GILLETTE, Wyo. – Wyoming has a long list of firsts in the pages of history.
Since statehood, the state has had the first county public library, the first national park, the first national monument, and was the first state in the Union to grant women the right to vote.
In 1924, Wyoming added another critical first to the growing list and set the bar for the rest of the nation by electing the first woman governor in United States history: Nellie Tayloe Ross.
While not a Wyoming native, Ross moved to the state and married Governor William B. Ross, then an idealistic lawyer, in 1902. She stuck to her husband’s side, giving birth to their family as his law firm saw success and he grew to a prominent leader within the Wyoming Democratic Party, according to Wyoming History Day.
Governor William Ross won the gubernatorial election in 1923 and, over the year and 10 months that he served in office before his death, Nellie was there to offer support and consult her husband on various political issues, according to the Wyoming State Historical Society.
While the state fell under the leadership of Governor Frank Lucas, who as Wyoming Secretary of State succeeded Governor William Ross in 1924, Nellie reportedly began to have ambitions for the governor’s office, WSHS says.
Nellie Ross faced a conundrum. It wasn’t considered proper at the time for a woman to express high ambitions and she warred with how she could justify her run for office. She contemplated stating that her bid stemmed from an unselfish desire to finish her late husband’s work and turned down state job offer after state job offer, per WSHS.

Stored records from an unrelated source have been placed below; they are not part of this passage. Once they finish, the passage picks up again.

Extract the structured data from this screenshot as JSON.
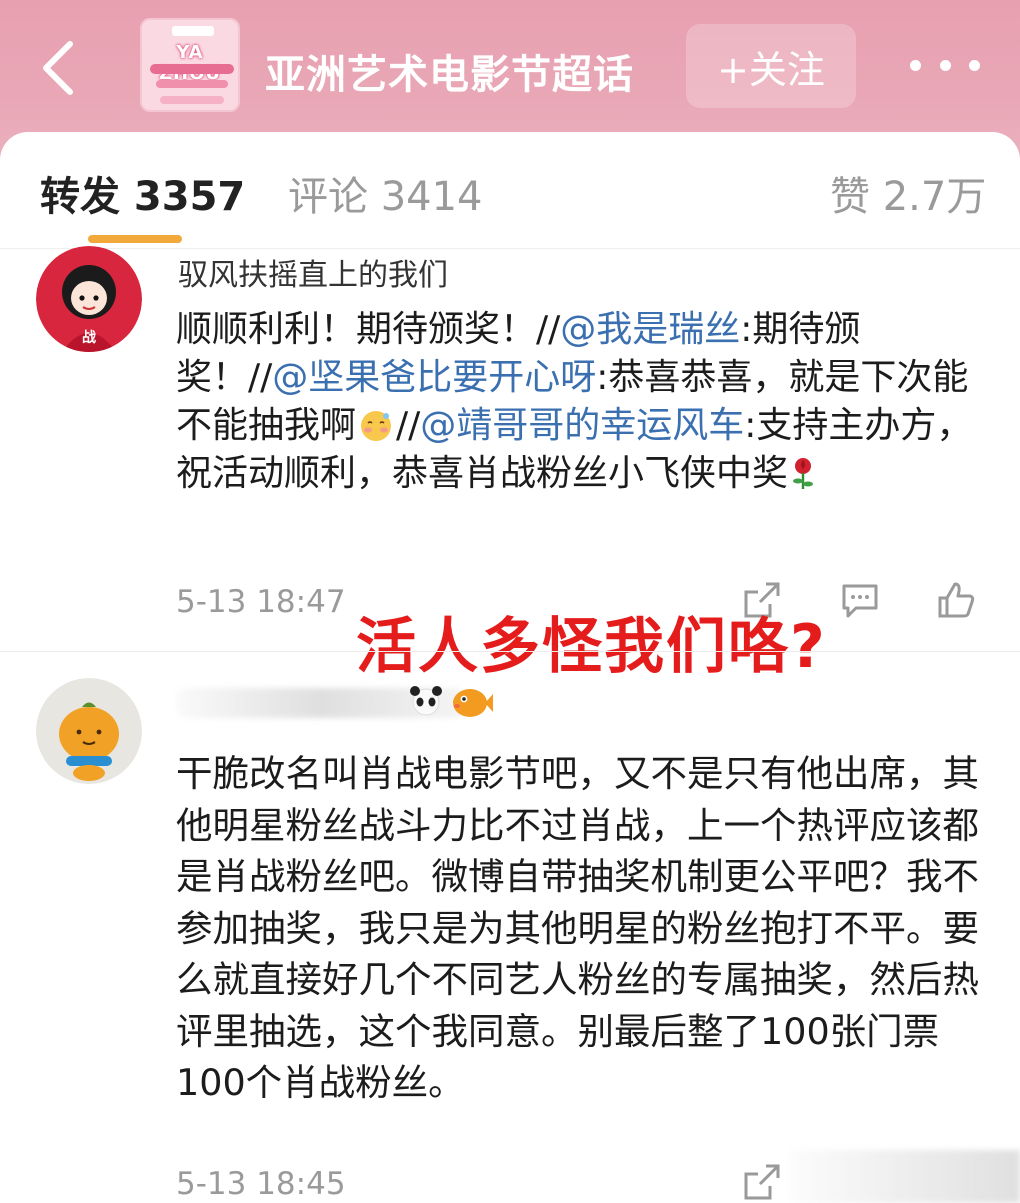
{
  "header": {
    "logo_text": "YA ZHOU",
    "title": "亚洲艺术电影节超话",
    "follow_label": "+关注"
  },
  "tabs": {
    "repost": "转发 3357",
    "comment": "评论 3414",
    "like": "赞 2.7万"
  },
  "posts": [
    {
      "author": "驭风扶摇直上的我们",
      "body": {
        "p1": "顺顺利利！期待颁奖！//",
        "m1": "@我是瑞丝",
        "p2": ":期待颁奖！//",
        "m2": "@坚果爸比要开心呀",
        "p3": ":恭喜恭喜，就是下次能不能抽我啊",
        "p4": "//",
        "m3": "@靖哥哥的幸运风车",
        "p5": ":支持主办方，祝活动顺利，恭喜肖战粉丝小飞侠中奖"
      },
      "time": "5-13 18:47"
    },
    {
      "author": "",
      "body": "干脆改名叫肖战电影节吧，又不是只有他出席，其他明星粉丝战斗力比不过肖战，上一个热评应该都是肖战粉丝吧。微博自带抽奖机制更公平吧？我不参加抽奖，我只是为其他明星的粉丝抱打不平。要么就直接好几个不同艺人粉丝的专属抽奖，然后热评里抽选，这个我同意。别最后整了100张门票100个肖战粉丝。",
      "time": "5-13 18:45"
    }
  ],
  "overlay_caption": "活人多怪我们咯?",
  "colors": {
    "header_pink": "#e7a0b0",
    "mention_blue": "#3a6fb0",
    "tab_underline": "#f2a93b",
    "caption_red": "#e51c1c"
  },
  "icons": [
    "back-arrow-icon",
    "more-icon",
    "share-icon",
    "comment-icon",
    "like-icon",
    "shy-emoji-icon",
    "rose-emoji-icon",
    "fish-emoji-icon"
  ]
}
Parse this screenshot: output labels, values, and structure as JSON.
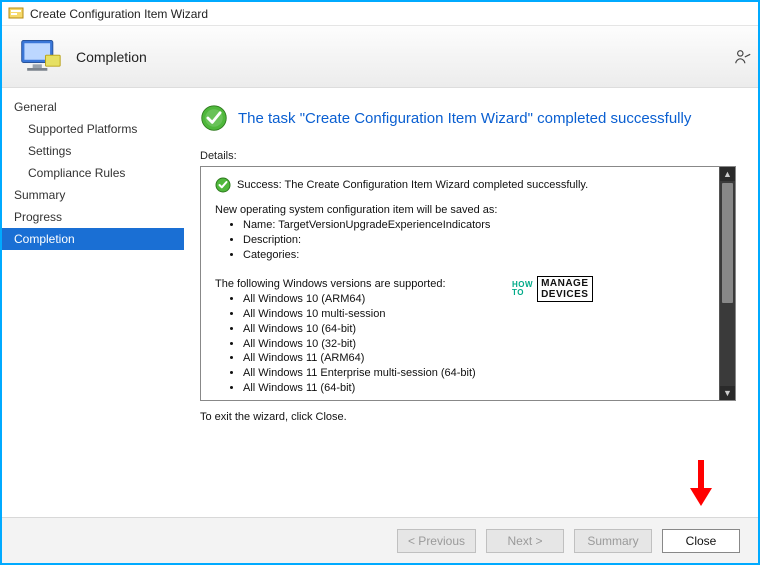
{
  "window": {
    "title": "Create Configuration Item Wizard"
  },
  "banner": {
    "title": "Completion"
  },
  "sidebar": {
    "items": [
      {
        "label": "General",
        "child": false,
        "selected": false
      },
      {
        "label": "Supported Platforms",
        "child": true,
        "selected": false
      },
      {
        "label": "Settings",
        "child": true,
        "selected": false
      },
      {
        "label": "Compliance Rules",
        "child": true,
        "selected": false
      },
      {
        "label": "Summary",
        "child": false,
        "selected": false
      },
      {
        "label": "Progress",
        "child": false,
        "selected": false
      },
      {
        "label": "Completion",
        "child": false,
        "selected": true
      }
    ]
  },
  "main": {
    "headingText": "The task \"Create Configuration Item Wizard\" completed successfully",
    "detailsLabel": "Details:",
    "successLine": "Success: The Create Configuration Item Wizard completed successfully.",
    "savedAsLine": "New operating system configuration item will be saved as:",
    "savedAs": {
      "name": "Name: TargetVersionUpgradeExperienceIndicators",
      "description": "Description:",
      "categories": "Categories:"
    },
    "supportedHeader": "The following Windows versions are supported:",
    "supportedList": [
      "All Windows 10 (ARM64)",
      "All Windows 10 multi-session",
      "All Windows 10 (64-bit)",
      "All Windows 10 (32-bit)",
      "All Windows 11 (ARM64)",
      "All Windows 11 Enterprise multi-session (64-bit)",
      "All Windows 11 (64-bit)"
    ],
    "exitHint": "To exit the wizard, click Close."
  },
  "footer": {
    "previous": "< Previous",
    "next": "Next >",
    "summary": "Summary",
    "close": "Close"
  }
}
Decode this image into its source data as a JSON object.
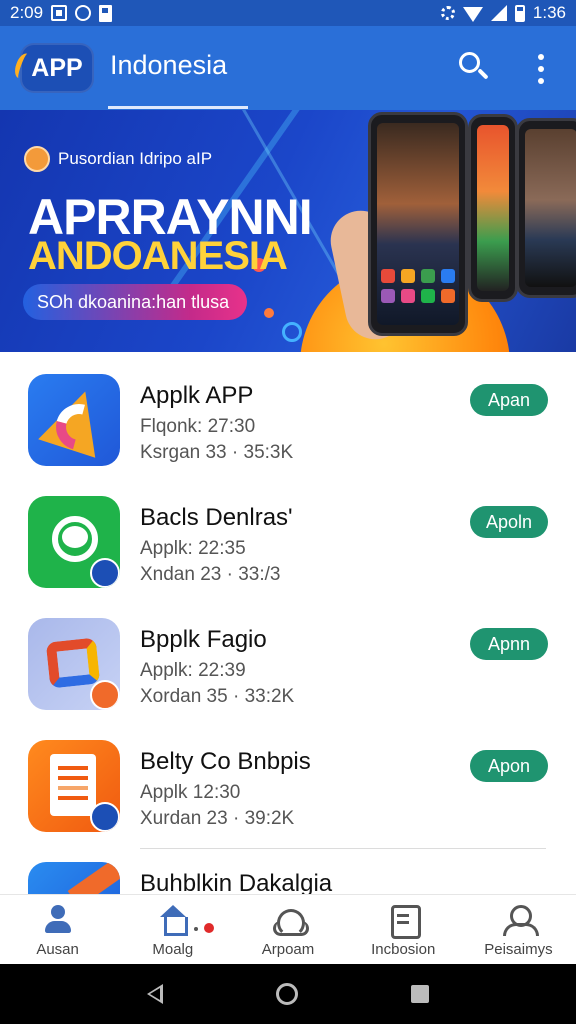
{
  "status_bar": {
    "time": "2:09",
    "battery_text": "1:36"
  },
  "app_bar": {
    "logo_text": "APP",
    "title": "Indonesia"
  },
  "banner": {
    "subtitle": "Pusordian Idripo aIP",
    "headline": "APRRAYNNI",
    "headline2": "ANDOANESIA",
    "button_label": "SOh dkoanina:han tlusa"
  },
  "apps": [
    {
      "name": "Applk APP",
      "line1": "Flqonk: 27:30",
      "line2": "Ksrgan 33 · 35:3K",
      "button": "Apan"
    },
    {
      "name": "Bacls Denlras'",
      "line1": "Applk: 22:35",
      "line2": "Xndan 23 · 33:/3",
      "button": "Apoln"
    },
    {
      "name": "Bpplk Fagio",
      "line1": "Applk: 22:39",
      "line2": "Xordan 35 · 33:2K",
      "button": "Apnn"
    },
    {
      "name": "Belty Co Bnbpis",
      "line1": "Applk 12:30",
      "line2": "Xurdan 23 · 39:2K",
      "button": "Apon"
    },
    {
      "name": "Buhblkin Dakalgia",
      "line1": "",
      "line2": "",
      "button": ""
    }
  ],
  "bottom_nav": [
    {
      "label": "Ausan",
      "icon": "people-icon"
    },
    {
      "label": "Moalg",
      "icon": "home-icon"
    },
    {
      "label": "Arpoam",
      "icon": "cloud-icon"
    },
    {
      "label": "Incbosion",
      "icon": "box-icon"
    },
    {
      "label": "Peisaimys",
      "icon": "user-icon"
    }
  ],
  "colors": {
    "status_bar": "#1f57b8",
    "app_bar": "#2a6fd8",
    "button": "#1f9470"
  }
}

On Oct. 15, 1924, Nellie Ross received the news that the Wyoming Democratic Party had nominated her as their gubernatorial candidate and she entered the race to face off against the Republican Party candidate Eugene J. Sullivan, according to WSHS.
The campaign trail didn’t follow the traditional route; Nelly Ross was still in mourning and didn’t campaign nearly as hard as Sullivan, WSHS says, but she continued to draw supporters, many of whom took out ads on her behalf in the months leading up to the election.
She even drew support from U.S. Sen. John B. Kendrick who reportedly said, “how fitting it was that the Equality State be the first to elect a woman governor,” per WSHS.
Ross won in a landslide, WSHS says, defeating Sullivan by 8,000 votes, and was officially sworn into office in 1925.
During her years in office before being defeated by Frank Emerson in 1926, Ross pushed for spending cuts, state loans for farmers and ranchers, and strong prohibition enforcement, per WSHS, all of which were policies supported by her husband.
She also pushed for laws requiring local governments and school districts to have budgets, laws for stronger banking regulations, laws to improve coal miner safety, and even proposed an amendment to the U.S. Constitution to cut back on child labor, among other things, per WSHS.
Following her defeat to Emerson, Ross put Wyoming behind her and moved to Washington D.C. after accepting positions with the federal government and served for 20 years as the director of the U.S. Bureau of the Mint before eventually retiring in 1953, WSHS says.